In 2018, holiday shoppers spent an average of $801 each. That is a giant number for your budget to absorb in one month. What if you spread that cost out over the course of a year? Even as a monthly expense, your holiday shopping budget will cost you around $66 per month.

If you’re the type of family member who likes to spoil their relatives, that number could get even higher. And that’s only counting the gifts that you’re purchasing for friends and family. What about wrapping paper, bows, ribbons, and bags? What about travel expenses to visit distant family? What about hosting a holiday party at your own residence and buying food, alcohol, and decorations?

The costs can rise quickly and you might find yourself tempted to just “put a little on the credit card.” If you WANT to be paying off last year’s holiday gifts until next summer, be my guest. However, if you want to get ahead of the game and have plenty of money to enjoy yourself and be Santa Clause to everyone else, start planning for next year’s holiday right away.

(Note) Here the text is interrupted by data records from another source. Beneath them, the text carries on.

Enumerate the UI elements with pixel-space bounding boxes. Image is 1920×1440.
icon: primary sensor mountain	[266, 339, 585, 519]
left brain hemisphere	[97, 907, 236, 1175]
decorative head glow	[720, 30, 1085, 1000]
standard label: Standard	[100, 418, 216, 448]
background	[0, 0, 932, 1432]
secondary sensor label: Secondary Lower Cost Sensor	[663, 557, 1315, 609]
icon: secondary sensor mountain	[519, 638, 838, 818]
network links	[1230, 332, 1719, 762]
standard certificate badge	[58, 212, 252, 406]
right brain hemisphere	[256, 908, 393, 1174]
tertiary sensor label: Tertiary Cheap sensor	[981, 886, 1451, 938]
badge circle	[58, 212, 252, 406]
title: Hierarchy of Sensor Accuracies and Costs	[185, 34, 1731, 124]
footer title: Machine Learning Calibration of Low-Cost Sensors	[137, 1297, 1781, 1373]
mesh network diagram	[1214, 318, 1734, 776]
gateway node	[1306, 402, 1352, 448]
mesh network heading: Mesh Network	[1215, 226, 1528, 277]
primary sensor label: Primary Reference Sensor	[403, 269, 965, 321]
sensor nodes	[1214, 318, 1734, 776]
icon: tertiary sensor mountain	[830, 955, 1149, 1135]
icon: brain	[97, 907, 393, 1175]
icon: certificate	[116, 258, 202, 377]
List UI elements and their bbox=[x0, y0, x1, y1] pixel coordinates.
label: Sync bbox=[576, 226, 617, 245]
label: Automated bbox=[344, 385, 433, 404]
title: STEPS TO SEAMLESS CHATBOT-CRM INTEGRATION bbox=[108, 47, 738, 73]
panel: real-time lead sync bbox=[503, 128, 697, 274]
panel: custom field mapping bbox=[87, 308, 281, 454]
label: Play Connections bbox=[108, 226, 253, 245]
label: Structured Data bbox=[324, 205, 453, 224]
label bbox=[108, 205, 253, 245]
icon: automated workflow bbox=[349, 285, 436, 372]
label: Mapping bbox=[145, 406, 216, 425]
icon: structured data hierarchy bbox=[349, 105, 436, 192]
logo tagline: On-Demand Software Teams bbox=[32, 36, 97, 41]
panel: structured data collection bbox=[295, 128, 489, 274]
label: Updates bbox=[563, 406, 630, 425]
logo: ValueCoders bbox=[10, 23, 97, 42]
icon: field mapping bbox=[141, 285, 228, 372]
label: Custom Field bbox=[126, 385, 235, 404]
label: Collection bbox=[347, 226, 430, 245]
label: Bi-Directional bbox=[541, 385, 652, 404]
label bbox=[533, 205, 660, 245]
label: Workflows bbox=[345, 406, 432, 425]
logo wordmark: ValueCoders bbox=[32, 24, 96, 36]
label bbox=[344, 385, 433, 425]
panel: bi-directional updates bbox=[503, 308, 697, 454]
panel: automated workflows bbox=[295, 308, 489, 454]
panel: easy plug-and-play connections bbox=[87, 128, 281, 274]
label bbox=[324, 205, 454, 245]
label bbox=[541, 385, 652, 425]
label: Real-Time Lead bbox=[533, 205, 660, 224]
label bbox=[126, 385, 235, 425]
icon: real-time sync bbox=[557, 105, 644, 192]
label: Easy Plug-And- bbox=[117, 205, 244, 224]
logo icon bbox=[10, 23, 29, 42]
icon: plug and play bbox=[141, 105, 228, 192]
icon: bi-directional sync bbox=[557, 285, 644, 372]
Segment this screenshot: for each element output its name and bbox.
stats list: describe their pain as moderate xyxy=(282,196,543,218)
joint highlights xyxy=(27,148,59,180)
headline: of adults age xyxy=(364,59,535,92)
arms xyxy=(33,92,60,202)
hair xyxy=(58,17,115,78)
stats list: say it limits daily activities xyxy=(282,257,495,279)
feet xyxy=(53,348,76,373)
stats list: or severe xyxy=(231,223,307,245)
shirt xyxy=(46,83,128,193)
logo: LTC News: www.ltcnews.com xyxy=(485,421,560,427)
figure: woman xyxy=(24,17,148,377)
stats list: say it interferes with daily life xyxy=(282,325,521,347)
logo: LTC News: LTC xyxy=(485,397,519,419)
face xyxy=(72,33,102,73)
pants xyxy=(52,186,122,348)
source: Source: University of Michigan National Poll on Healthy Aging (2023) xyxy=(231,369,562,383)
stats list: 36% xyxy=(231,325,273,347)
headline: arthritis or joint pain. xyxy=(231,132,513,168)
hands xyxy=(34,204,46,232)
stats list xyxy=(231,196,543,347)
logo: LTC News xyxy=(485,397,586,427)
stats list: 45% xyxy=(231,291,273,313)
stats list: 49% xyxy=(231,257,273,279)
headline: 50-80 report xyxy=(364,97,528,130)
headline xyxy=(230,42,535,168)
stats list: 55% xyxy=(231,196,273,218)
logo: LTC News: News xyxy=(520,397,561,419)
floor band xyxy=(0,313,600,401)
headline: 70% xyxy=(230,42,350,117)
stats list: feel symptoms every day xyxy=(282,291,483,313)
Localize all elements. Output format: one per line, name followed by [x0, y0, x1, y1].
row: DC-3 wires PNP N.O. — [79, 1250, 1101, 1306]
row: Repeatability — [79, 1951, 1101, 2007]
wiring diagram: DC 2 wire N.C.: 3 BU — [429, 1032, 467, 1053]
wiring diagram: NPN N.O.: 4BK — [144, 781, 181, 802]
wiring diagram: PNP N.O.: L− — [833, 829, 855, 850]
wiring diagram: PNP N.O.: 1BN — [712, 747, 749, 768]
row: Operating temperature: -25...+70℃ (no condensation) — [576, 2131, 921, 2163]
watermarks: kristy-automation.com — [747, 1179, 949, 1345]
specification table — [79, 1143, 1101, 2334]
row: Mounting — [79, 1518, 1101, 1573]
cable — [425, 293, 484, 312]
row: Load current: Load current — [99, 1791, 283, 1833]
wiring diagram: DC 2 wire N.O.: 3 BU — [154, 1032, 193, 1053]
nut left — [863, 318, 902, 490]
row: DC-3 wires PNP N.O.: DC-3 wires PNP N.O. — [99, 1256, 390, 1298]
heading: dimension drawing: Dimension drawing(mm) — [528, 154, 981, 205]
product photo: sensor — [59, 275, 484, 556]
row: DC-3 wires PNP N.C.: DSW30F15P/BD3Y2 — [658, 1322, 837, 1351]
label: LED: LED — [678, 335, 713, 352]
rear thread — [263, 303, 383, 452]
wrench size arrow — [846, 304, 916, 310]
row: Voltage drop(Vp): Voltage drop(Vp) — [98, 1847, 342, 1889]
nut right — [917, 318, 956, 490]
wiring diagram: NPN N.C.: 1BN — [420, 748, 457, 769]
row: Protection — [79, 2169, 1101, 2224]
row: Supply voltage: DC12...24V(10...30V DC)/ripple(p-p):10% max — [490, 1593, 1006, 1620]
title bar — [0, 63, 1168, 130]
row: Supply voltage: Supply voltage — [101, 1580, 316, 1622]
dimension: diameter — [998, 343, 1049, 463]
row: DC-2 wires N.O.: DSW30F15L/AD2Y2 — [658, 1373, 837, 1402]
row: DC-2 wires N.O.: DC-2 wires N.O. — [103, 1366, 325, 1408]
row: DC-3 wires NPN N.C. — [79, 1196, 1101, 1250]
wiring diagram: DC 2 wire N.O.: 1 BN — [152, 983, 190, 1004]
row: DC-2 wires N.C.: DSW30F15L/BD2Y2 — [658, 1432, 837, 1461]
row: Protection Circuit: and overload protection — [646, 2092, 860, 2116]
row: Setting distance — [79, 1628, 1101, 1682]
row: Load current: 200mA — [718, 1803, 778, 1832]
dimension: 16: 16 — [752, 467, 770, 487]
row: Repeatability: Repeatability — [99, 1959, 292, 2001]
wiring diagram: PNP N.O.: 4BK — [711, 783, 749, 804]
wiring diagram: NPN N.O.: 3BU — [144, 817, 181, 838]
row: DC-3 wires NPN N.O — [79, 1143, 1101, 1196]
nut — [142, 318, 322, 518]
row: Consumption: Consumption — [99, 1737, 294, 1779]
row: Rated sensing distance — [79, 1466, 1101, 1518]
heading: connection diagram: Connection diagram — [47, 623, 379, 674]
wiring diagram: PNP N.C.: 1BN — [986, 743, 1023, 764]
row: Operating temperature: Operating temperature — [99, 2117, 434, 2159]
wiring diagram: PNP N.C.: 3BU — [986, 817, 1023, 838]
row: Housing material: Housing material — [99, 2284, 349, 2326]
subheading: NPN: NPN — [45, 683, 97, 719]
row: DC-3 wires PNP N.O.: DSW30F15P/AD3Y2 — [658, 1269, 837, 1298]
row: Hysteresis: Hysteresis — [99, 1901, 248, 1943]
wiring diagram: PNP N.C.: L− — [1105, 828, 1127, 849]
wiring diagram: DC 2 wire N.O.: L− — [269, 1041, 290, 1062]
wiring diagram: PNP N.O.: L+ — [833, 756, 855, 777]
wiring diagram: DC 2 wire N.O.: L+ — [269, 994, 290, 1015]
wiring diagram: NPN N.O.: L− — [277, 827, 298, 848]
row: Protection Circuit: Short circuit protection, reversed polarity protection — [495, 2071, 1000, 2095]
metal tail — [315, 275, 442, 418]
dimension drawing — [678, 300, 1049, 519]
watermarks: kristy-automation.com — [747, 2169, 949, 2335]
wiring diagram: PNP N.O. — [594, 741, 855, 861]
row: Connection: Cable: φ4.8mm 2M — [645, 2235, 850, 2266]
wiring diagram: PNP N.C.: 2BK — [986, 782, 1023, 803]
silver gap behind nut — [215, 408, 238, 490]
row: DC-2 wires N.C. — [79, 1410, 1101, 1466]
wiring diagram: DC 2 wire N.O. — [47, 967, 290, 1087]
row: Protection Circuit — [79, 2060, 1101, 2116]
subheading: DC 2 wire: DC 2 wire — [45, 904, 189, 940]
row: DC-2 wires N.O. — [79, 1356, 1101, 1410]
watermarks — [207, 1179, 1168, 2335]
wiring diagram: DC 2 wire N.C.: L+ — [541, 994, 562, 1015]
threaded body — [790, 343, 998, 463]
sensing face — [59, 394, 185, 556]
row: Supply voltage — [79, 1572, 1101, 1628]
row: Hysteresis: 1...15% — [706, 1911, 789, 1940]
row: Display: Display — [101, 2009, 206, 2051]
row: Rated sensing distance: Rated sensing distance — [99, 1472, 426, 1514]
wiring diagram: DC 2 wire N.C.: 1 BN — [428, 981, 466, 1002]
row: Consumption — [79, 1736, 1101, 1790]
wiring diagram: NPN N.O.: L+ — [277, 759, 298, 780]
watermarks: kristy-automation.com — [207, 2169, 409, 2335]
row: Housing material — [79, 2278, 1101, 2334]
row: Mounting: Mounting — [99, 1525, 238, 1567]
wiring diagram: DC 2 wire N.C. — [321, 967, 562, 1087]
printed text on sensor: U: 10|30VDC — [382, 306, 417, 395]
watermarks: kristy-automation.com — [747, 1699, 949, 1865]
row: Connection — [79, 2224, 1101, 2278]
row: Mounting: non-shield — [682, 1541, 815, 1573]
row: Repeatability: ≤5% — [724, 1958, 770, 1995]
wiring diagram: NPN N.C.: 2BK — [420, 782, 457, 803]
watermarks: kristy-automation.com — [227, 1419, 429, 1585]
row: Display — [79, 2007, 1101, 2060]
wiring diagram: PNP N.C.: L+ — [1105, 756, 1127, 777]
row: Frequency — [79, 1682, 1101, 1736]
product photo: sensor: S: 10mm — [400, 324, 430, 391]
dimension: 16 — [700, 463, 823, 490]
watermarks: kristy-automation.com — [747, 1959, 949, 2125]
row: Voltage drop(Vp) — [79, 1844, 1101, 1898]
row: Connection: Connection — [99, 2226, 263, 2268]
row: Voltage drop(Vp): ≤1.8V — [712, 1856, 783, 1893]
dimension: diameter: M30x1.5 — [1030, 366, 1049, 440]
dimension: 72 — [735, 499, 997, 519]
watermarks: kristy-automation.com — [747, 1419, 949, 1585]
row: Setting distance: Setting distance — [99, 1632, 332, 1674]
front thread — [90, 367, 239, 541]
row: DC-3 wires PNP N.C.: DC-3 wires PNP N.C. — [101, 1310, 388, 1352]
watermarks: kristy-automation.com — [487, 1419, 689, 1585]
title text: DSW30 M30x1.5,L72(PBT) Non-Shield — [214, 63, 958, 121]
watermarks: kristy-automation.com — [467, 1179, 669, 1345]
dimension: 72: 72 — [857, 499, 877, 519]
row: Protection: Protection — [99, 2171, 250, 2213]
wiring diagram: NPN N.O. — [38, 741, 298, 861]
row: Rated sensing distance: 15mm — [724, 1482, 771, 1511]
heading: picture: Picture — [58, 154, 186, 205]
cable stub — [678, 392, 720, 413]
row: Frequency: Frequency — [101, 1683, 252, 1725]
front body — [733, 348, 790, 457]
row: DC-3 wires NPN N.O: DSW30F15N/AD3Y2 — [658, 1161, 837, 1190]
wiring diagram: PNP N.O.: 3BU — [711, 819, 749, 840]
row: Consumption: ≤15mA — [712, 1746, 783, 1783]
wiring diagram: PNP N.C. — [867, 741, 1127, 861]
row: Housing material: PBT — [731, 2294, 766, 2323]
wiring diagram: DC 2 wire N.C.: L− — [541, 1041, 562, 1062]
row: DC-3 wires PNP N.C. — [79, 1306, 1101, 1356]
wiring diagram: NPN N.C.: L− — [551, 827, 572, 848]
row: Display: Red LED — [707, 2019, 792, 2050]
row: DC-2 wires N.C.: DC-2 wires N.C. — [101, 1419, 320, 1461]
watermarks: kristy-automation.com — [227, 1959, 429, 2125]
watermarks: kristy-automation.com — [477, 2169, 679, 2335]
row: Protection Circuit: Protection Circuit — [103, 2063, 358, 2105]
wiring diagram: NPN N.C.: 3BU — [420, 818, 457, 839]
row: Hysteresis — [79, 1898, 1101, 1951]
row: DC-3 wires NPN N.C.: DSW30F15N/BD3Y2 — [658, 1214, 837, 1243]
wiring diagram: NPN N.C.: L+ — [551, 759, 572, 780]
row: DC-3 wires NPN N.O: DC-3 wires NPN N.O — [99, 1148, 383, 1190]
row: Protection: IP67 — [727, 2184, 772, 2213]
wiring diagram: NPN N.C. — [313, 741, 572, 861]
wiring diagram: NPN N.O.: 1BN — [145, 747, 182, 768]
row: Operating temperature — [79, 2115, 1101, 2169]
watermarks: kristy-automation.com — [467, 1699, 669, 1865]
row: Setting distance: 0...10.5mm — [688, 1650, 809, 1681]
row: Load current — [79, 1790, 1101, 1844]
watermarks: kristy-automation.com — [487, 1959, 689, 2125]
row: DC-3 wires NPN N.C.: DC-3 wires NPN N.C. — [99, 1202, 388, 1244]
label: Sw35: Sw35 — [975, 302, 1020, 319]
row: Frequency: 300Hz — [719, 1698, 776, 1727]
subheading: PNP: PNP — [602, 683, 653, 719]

Put money aside monthly, after you get your tax return, or after another windfall of cash. Recognize the holiday season is something to save for in order to keep your budget intact.

5. Anticipate Family and Friends’ Life Events

If you thought your gift-giving stopped at the holidays, you were wrong. Birthdays, bridal showers, baby showers, weddings, funerals, anniversaries, christenings, baptisms, and more cause you to shop until you drop.

You’ll know your parents’ golden wedding anniversary is coming up well in advance – so plan for it. You might not know your sister is planning on getting married – but once she gets engaged, plan for it. It’s not just the holidays that require thought and preparation, but caring for everyone else in your life too.

Here’s a suggestion: don’t just save blindly. You’re not restricted to one savings account. You can have multiple accounts at no charge just by meeting a minimum balance. Make sure one of your savings accounts is geared specially toward events requiring you to spend money. You’ll feel awesome when you’re able to contribute to someone else’s happiness, especially since it doesn’t require you to swipe that credit card or take out a loan.

After reading this list, you’re probably exhausted. Being proactive takes work! Now you’re getting the point. By putting in extra thought, extra care, and extra time, you can and will avoid major expenses that could seriously rock your budget, your plans, and your life.